10 Myths About Credit: Myth #7 (Income)

Myth #7: My income (how much I make) affects my credit score.

Reality: The credit bureaus don’t care how much you make, only your ability to repay back the credit that was extended to you. This information is reported to them by your lenders. Actually, your income is not even reported on your credit report just other employer information like company name and address.
Your income has no bearing on your credit score. I know people that make a 6 figure income and have terrible credit and others that make less than $35k a year and have exceptionally good credit.

Of course lenders care how much you make when applying for credit, and they determine your ability to service this credit using financial ratios and other information when you do a credit application. But once they start reporting to Equifax & TransUnion about your monthly credit activity, the credit bureaus don’t use income to determine creditworthiness.

I think this is fair because the credit score/report does not discriminate based on income, only how well one manages their credit.

Solution: Have a budget in place and live below your mean. Always make sure you try and pay off the balance of your credit cards at the end of each month and don’t take out more credit than you need.

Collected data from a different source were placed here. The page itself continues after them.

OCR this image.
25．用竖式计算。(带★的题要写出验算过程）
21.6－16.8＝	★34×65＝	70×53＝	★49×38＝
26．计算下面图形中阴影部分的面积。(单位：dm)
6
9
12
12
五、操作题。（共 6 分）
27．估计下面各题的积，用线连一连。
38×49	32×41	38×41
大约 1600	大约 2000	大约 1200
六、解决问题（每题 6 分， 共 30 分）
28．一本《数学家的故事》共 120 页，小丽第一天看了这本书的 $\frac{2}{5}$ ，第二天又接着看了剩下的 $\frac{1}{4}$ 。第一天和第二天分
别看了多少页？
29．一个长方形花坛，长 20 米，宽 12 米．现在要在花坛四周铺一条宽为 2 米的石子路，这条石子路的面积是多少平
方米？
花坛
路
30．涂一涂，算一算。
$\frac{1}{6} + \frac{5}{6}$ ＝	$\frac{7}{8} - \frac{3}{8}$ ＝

Make sure you have an emergency fund in place in the event of a job loss or a reduction in income, to cover minimum payments on your debts. Some people may decide to use a line of credit as their emergency fund when money is tight (i.e. job loss or maternity leave), but this can lead to serious financial difficulties in the future and possibly tarnish their credit score in the process. If you are spending more with credit than your income is able to pay back in addition to meeting other living expenses, at some point your credit will be affected.

I am a big advocate of having an emergency fund. It’s a great extension of income during tough times. Having said that however, I live well below my means & have only the credit extended that I need. I pay off my debts in full at the end of each month. Having an emergency fund & no outstanding debts gives me peace of mind and sense of control over my finances.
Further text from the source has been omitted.